“keep away from worldly desires that wage war against the soul” 1 Peter 2:11

We need, Fr. Ron Rolheiser writes, to be given permission to accept as God-given that imperialism inside our soul, that divinely placed fire, even as we need always to be careful never to trivialize its power and meaning. Some comments that cause one to pause and think deeply about our restlessness:

St. Augustine (You have made us for yourself, Lord, and our hearts are restless until they rest in you.)

Thomas Aquinas (The adequate object of the human intellect and will is all Being); 

Iris Murdoch (The deepest of all human pains is the pain of the inadequacy of self-expression) 

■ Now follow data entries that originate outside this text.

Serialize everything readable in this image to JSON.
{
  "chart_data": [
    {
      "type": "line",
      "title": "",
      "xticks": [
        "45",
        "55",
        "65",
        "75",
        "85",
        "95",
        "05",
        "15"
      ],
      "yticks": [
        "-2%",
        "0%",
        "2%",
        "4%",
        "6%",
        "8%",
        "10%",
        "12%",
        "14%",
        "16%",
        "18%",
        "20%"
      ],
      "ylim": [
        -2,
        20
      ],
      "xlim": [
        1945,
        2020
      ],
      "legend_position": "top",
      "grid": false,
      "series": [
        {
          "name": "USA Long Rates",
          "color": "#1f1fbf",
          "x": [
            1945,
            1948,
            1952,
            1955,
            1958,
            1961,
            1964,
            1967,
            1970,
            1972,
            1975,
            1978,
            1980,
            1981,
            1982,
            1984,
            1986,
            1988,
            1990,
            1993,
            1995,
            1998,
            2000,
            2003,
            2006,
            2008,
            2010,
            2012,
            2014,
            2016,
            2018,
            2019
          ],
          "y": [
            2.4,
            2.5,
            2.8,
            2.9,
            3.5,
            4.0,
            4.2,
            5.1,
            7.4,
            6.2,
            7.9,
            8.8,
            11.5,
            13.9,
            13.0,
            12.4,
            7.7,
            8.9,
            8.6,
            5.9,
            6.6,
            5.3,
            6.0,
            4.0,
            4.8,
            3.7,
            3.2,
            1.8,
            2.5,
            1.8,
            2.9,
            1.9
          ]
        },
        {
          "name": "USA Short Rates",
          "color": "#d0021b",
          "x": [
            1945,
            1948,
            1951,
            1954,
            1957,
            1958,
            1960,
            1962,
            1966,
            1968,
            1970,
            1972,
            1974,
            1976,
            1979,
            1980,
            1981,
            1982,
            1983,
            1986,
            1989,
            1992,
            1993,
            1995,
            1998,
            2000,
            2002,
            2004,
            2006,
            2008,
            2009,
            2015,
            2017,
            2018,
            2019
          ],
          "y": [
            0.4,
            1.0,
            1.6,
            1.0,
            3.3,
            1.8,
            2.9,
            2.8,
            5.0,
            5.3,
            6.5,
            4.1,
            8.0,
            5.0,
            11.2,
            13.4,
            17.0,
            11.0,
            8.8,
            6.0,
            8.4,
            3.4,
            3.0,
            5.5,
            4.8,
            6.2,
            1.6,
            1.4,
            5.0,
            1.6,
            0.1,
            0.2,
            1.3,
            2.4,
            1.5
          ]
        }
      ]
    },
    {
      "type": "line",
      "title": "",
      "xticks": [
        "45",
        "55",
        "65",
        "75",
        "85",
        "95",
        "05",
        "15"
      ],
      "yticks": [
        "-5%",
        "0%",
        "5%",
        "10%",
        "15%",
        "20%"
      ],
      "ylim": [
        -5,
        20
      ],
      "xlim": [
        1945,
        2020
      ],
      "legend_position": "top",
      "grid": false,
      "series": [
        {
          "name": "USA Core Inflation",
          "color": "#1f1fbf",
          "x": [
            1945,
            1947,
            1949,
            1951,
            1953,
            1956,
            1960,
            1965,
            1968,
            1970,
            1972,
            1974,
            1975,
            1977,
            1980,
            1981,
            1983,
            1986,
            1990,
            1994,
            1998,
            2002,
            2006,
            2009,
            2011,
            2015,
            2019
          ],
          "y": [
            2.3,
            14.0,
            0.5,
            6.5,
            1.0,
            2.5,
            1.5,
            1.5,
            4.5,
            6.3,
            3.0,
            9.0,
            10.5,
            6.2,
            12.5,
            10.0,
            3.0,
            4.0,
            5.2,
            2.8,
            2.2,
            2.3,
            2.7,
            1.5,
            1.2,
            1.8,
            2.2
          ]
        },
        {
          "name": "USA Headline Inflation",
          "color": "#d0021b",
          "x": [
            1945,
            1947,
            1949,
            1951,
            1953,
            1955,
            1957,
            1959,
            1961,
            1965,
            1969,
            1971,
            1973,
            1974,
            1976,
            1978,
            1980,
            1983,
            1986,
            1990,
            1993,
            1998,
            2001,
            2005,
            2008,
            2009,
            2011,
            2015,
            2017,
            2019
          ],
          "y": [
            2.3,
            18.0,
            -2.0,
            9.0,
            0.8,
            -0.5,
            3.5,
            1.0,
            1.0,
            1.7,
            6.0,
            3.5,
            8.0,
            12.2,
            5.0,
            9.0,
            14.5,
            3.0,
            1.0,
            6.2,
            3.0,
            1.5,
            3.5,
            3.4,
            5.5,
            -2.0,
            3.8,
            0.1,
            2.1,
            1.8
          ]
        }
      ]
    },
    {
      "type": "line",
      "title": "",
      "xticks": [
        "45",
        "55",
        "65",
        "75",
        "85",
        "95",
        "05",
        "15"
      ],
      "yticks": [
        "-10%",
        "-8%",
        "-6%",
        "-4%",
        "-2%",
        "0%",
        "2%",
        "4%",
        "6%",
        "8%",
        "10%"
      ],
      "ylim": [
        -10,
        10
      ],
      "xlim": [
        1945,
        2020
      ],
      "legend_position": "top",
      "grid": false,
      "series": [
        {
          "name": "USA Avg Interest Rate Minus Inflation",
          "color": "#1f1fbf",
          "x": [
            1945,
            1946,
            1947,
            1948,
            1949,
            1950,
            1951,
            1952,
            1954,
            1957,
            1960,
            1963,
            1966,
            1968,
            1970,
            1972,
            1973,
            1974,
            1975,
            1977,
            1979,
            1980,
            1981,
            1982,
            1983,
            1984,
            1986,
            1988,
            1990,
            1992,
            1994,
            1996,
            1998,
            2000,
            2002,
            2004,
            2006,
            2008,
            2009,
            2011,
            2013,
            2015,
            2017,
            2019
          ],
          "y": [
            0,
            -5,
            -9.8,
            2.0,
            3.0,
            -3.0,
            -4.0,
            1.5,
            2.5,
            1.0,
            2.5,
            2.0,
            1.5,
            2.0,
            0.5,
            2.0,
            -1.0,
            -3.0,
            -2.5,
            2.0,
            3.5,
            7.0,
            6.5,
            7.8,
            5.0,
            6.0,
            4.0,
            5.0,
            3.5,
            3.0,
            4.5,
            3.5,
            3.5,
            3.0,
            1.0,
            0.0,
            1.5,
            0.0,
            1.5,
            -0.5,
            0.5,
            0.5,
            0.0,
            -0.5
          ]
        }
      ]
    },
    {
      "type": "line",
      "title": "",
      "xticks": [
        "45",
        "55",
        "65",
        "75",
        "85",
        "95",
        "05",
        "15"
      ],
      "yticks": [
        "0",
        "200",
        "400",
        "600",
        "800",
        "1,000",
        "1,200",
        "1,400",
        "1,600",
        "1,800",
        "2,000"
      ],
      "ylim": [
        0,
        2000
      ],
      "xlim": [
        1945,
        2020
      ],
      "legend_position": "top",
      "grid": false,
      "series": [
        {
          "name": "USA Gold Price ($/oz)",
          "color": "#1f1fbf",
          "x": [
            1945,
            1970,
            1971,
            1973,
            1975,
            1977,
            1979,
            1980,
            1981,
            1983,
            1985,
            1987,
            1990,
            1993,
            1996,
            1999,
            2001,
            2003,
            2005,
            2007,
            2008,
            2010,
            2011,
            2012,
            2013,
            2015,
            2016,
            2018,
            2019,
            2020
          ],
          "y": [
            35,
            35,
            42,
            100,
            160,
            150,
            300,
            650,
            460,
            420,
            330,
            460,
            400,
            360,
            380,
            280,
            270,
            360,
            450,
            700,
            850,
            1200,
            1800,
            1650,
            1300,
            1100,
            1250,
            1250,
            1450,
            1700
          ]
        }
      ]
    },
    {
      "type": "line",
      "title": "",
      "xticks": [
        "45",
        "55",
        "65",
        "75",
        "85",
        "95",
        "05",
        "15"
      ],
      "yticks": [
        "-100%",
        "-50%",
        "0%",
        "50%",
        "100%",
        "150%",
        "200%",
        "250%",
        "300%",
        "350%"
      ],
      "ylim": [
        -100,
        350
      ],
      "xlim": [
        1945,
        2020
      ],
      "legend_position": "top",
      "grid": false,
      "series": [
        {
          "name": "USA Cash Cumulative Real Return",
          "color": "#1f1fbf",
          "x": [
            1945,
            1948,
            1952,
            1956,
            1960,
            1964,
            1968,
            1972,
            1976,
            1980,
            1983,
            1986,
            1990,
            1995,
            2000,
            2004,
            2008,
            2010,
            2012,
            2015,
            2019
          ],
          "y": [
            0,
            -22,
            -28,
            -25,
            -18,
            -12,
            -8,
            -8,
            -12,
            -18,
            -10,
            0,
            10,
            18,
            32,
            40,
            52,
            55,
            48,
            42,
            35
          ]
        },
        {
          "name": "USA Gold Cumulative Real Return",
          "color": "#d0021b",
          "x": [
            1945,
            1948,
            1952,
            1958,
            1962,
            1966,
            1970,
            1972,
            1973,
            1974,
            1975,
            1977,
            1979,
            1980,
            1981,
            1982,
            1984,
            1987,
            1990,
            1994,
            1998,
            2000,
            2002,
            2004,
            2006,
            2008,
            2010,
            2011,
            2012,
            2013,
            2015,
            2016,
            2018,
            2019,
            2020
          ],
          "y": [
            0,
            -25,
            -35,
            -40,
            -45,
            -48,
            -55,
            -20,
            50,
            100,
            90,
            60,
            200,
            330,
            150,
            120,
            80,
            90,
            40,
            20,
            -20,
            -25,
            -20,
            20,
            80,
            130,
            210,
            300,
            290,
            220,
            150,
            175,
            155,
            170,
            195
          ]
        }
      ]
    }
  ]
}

Karl Rahner (In the torment of the insufficiency of everything attainable, we ultimately learn that here, in this life, there is no finished symphony) 

Sidney Callahan (We are made to ultimately sleep with the whole world, is it any wonder that we long for this along the way?)

James Hillman Neither religion nor psychology really honors the human soul. Religion is forever trying to save the soul and psychology is always trying to fix the soul. The soul needs neither to be saved nor fixed; it is already eternal, it just needs to be listened to.

Perhaps today the real struggle is not so much to accept sacred permission to befriend the wild insatiability of the soul. The greater struggle today, I suspect, is not to trivialize the soul, not to make its infinite longings something less than what they are. The soul is imperialistic because it carries divine fire, and so it struggles to breathe freely in the world. To feel and to honor that struggle is to be healthy.